Because the GCI’s in-house science laboratories are currently under renovation, Kaplan hasn’t had the chance to duplicate Florence’s processes. He’ll take this next step once he has a functioning lab and access to the chemistry and a chemical hood, as well as to a dark space with sinks and water.
Though precise dating of Florence’s images is not possible with the tools currently available, researchers believe they are among the earliest in the world to have survived to the present day.
A Researcher’s Treasure Trove
In collaboration with Carolyn Peter, assistant curator of photographs at the Getty Museum, Kaplan has recently studied early images by Hippolyte Bayard, a contemporary of Florence’s who developed the art over four decades.
Getty houses more than 200 of Bayard’s images—self-portraits, pictures of sculptures and buildings, photographs of other people—many of which came to the Museum pasted into a large album. To exhibit these prints, Peter needed to know if they could tolerate gallery conditions. She also wanted to verify the chemical recipes included in some of the images’ inscriptions. Kaplan and Getty Museum conservators Sarah Freeman and Ronel Namde ran tests to answer these questions.
Most of the Bayard photographs in Getty’s collection are salted paper prints, which were made by coating paper with light-sensitive silver salts. Some are direct positives— Bayard’s best-known process, one that produced unique images without a negative.
The information gathered by scanning several of Bayard’s photographs with specialized equipment has allowed Peter and her collaborators to tell a fuller story of Bayard’s work and to better understand his place in the development of photography in the 1830s and ’40s. Until the analysis was performed, for instance, it was not known whether the process Bayard had described in a sealed letter from 1839 corresponded to one or both of the images he had included with the letter.
The research also helps prove that in 1839 Bayard was already experimenting and coming up with processes that were different from those of two other major figures working at that time: Louis-Jacques-Mandé Daguerre and William Henry Fox Talbot.

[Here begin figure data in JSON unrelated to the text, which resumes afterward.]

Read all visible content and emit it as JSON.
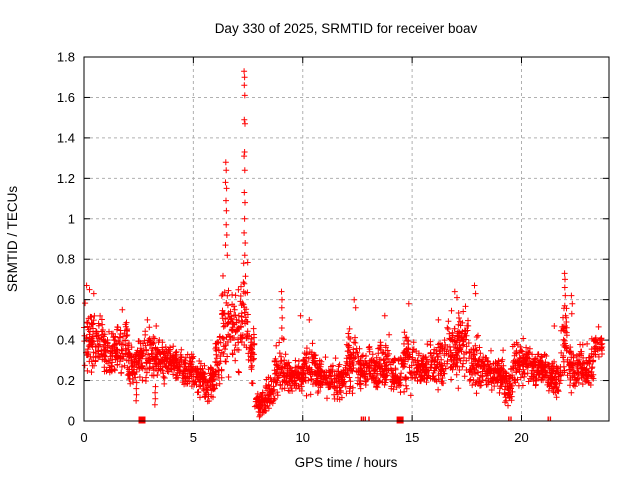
{
  "window": {
    "background": "#ffffff"
  },
  "chart_data": {
    "type": "scatter",
    "title": "Day 330 of 2025, SRMTID for receiver boav",
    "xlabel": "GPS time / hours",
    "ylabel": "SRMTID / TECUs",
    "xlim": [
      0,
      24
    ],
    "ylim": [
      0,
      1.8
    ],
    "xticks": [
      0,
      5,
      10,
      15,
      20
    ],
    "yticks": [
      0,
      0.2,
      0.4,
      0.6,
      0.8,
      1,
      1.2,
      1.4,
      1.6,
      1.8
    ],
    "grid": true,
    "grid_style": "dashed-gray",
    "legend": false,
    "marker": "plus",
    "marker_color": "#ff0000",
    "grid_color": "#b0b0b0",
    "frame_color": "#000000",
    "series_name": "SRMTID for receiver boav",
    "envelope_bins": [
      [
        0.0,
        0.5,
        0.42,
        0.13,
        55
      ],
      [
        0.5,
        1.0,
        0.38,
        0.12,
        55
      ],
      [
        1.0,
        1.5,
        0.33,
        0.09,
        55
      ],
      [
        1.5,
        2.0,
        0.36,
        0.1,
        55
      ],
      [
        2.0,
        2.5,
        0.3,
        0.1,
        55
      ],
      [
        2.5,
        3.0,
        0.33,
        0.1,
        55
      ],
      [
        3.0,
        3.5,
        0.32,
        0.09,
        55
      ],
      [
        3.5,
        4.0,
        0.31,
        0.08,
        55
      ],
      [
        4.0,
        4.5,
        0.28,
        0.07,
        55
      ],
      [
        4.5,
        5.0,
        0.25,
        0.06,
        55
      ],
      [
        5.0,
        5.5,
        0.22,
        0.07,
        55
      ],
      [
        5.5,
        6.0,
        0.2,
        0.08,
        55
      ],
      [
        6.0,
        6.3,
        0.3,
        0.1,
        33
      ],
      [
        6.3,
        6.7,
        0.5,
        0.22,
        44
      ],
      [
        6.7,
        7.1,
        0.45,
        0.16,
        44
      ],
      [
        7.1,
        7.5,
        0.55,
        0.2,
        44
      ],
      [
        7.5,
        7.8,
        0.33,
        0.12,
        33
      ],
      [
        7.8,
        8.3,
        0.08,
        0.05,
        55
      ],
      [
        8.3,
        8.7,
        0.13,
        0.06,
        44
      ],
      [
        8.7,
        9.2,
        0.25,
        0.1,
        55
      ],
      [
        9.2,
        10.0,
        0.22,
        0.07,
        88
      ],
      [
        10.0,
        10.6,
        0.27,
        0.1,
        66
      ],
      [
        10.6,
        11.3,
        0.22,
        0.07,
        77
      ],
      [
        11.3,
        12.0,
        0.2,
        0.07,
        77
      ],
      [
        12.0,
        12.6,
        0.3,
        0.12,
        66
      ],
      [
        12.6,
        13.3,
        0.25,
        0.09,
        77
      ],
      [
        13.3,
        14.0,
        0.28,
        0.1,
        77
      ],
      [
        14.0,
        14.6,
        0.24,
        0.08,
        66
      ],
      [
        14.6,
        15.1,
        0.3,
        0.11,
        55
      ],
      [
        15.1,
        15.8,
        0.25,
        0.08,
        77
      ],
      [
        15.8,
        16.5,
        0.28,
        0.1,
        77
      ],
      [
        16.5,
        17.1,
        0.36,
        0.13,
        66
      ],
      [
        17.1,
        17.6,
        0.38,
        0.14,
        55
      ],
      [
        17.6,
        18.3,
        0.28,
        0.1,
        77
      ],
      [
        18.3,
        19.2,
        0.24,
        0.08,
        99
      ],
      [
        19.2,
        19.6,
        0.18,
        0.07,
        44
      ],
      [
        19.6,
        20.4,
        0.28,
        0.09,
        88
      ],
      [
        20.4,
        21.2,
        0.26,
        0.08,
        88
      ],
      [
        21.2,
        21.8,
        0.22,
        0.08,
        66
      ],
      [
        21.8,
        22.1,
        0.4,
        0.15,
        33
      ],
      [
        22.1,
        22.8,
        0.26,
        0.09,
        77
      ],
      [
        22.8,
        23.3,
        0.27,
        0.09,
        55
      ],
      [
        23.3,
        23.7,
        0.37,
        0.06,
        33
      ]
    ],
    "outlier_points": [
      [
        6.48,
        1.28
      ],
      [
        6.5,
        1.24
      ],
      [
        6.47,
        1.18
      ],
      [
        6.52,
        1.15
      ],
      [
        6.49,
        1.09
      ],
      [
        6.51,
        1.04
      ],
      [
        6.5,
        0.97
      ],
      [
        6.53,
        0.92
      ],
      [
        6.47,
        0.87
      ],
      [
        6.55,
        0.82
      ],
      [
        7.32,
        1.73
      ],
      [
        7.34,
        1.7
      ],
      [
        7.33,
        1.66
      ],
      [
        7.35,
        1.61
      ],
      [
        7.33,
        1.49
      ],
      [
        7.36,
        1.47
      ],
      [
        7.34,
        1.33
      ],
      [
        7.32,
        1.31
      ],
      [
        7.35,
        1.24
      ],
      [
        7.33,
        1.13
      ],
      [
        7.36,
        1.08
      ],
      [
        7.34,
        1.0
      ],
      [
        7.32,
        0.93
      ],
      [
        7.37,
        0.88
      ],
      [
        7.35,
        0.82
      ],
      [
        7.3,
        0.78
      ],
      [
        9.03,
        0.64
      ],
      [
        9.05,
        0.6
      ],
      [
        9.04,
        0.56
      ],
      [
        9.06,
        0.51
      ],
      [
        9.04,
        0.46
      ],
      [
        9.05,
        0.41
      ],
      [
        0.12,
        0.67
      ],
      [
        0.25,
        0.65
      ],
      [
        0.45,
        0.63
      ],
      [
        1.75,
        0.55
      ],
      [
        2.9,
        0.5
      ],
      [
        3.3,
        0.47
      ],
      [
        9.9,
        0.52
      ],
      [
        10.3,
        0.5
      ],
      [
        12.35,
        0.6
      ],
      [
        12.42,
        0.56
      ],
      [
        13.75,
        0.52
      ],
      [
        14.85,
        0.58
      ],
      [
        16.2,
        0.5
      ],
      [
        16.95,
        0.64
      ],
      [
        17.05,
        0.61
      ],
      [
        17.85,
        0.67
      ],
      [
        17.9,
        0.63
      ],
      [
        21.5,
        0.47
      ],
      [
        2.38,
        0.1
      ],
      [
        2.4,
        0.13
      ],
      [
        2.39,
        0.16
      ],
      [
        2.41,
        0.19
      ],
      [
        3.24,
        0.08
      ],
      [
        3.26,
        0.11
      ],
      [
        3.25,
        0.14
      ],
      [
        3.27,
        0.17
      ],
      [
        8.05,
        0.03
      ],
      [
        8.15,
        0.04
      ],
      [
        19.3,
        0.1
      ],
      [
        19.35,
        0.13
      ],
      [
        21.97,
        0.73
      ],
      [
        21.99,
        0.7
      ],
      [
        21.98,
        0.66
      ],
      [
        22.0,
        0.62
      ],
      [
        21.98,
        0.57
      ],
      [
        22.01,
        0.52
      ],
      [
        21.99,
        0.47
      ],
      [
        22.28,
        0.62
      ],
      [
        22.32,
        0.58
      ],
      [
        22.3,
        0.53
      ]
    ],
    "zero_marks": {
      "blobs": [
        2.65,
        14.45
      ],
      "ticks": [
        12.68,
        12.77,
        12.86,
        13.03,
        19.42,
        19.52,
        21.22,
        21.32
      ]
    }
  }
}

Given the results of this research, showing which photographs can be displayed for the public and broadening the narrative concerning Bayard’s process, Peter is co-organizing an exhibition of Bayard’s work that will open at Getty on April 9, 2024.
What’s Next
Peter wants to continue testing Bayard’s recipes. It is known now that “there is some correspondence to the inscriptions”—those notes included alongside Bayard’s photographs in the album as it came to Getty—“and what’s actually in the photographs that we tested, and that’s really exciting,” Peter says. This proves her hunch that Bayard was, at the very least, involved in the album’s assembly.

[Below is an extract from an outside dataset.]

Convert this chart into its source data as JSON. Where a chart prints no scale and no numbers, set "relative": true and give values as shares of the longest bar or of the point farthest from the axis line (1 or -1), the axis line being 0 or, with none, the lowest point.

This clarity about the album’s construction is one outcome of Kaplan’s research into Bayard’s photographs. His broader work with these early processes has helped to broaden the historical narrative about who invented the medium. The Getty Research Institute (GRI) has also been doing work in this area, but with an eye toward the future.
The GRI recently introduced a new generation to the importance of photography conservation by holding the first iteration of a workshop for undergraduate students from historically Black colleges and universities, during which attendees were able to work with the Johnson Publishing Company (JPC) archive. JPC, once the largest African American–owned publisher, founded Jet and Ebony magazines. Its archive of more than four million photographic prints, slides, and negatives, as well as other materials, is now owned by a consortium that includes Getty.

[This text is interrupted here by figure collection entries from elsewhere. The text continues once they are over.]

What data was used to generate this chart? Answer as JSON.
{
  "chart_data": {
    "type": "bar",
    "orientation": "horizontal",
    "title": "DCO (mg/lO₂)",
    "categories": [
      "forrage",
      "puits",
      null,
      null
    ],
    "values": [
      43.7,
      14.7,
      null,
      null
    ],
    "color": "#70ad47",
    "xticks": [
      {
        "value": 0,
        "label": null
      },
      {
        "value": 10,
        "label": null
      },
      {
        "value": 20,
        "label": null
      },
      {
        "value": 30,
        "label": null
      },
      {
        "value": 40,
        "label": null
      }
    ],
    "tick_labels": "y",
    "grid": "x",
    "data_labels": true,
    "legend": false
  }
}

Kaplan participated in the workshop, sharing his own experiences in conservation over the last two decades. He will continue to teach at this and future seminars, take on research in partnership with others in the field, and search for more of those unique photographs as he travels.
There’s always the chance he’ll stumble across an example of a process not yet well known, one he’d be happy to share with the conservation world.
“Whenever I see something I don’t recognize or understand, I feel a rush of excitement and immediately start pondering what its analysis might show me,” Kaplan says.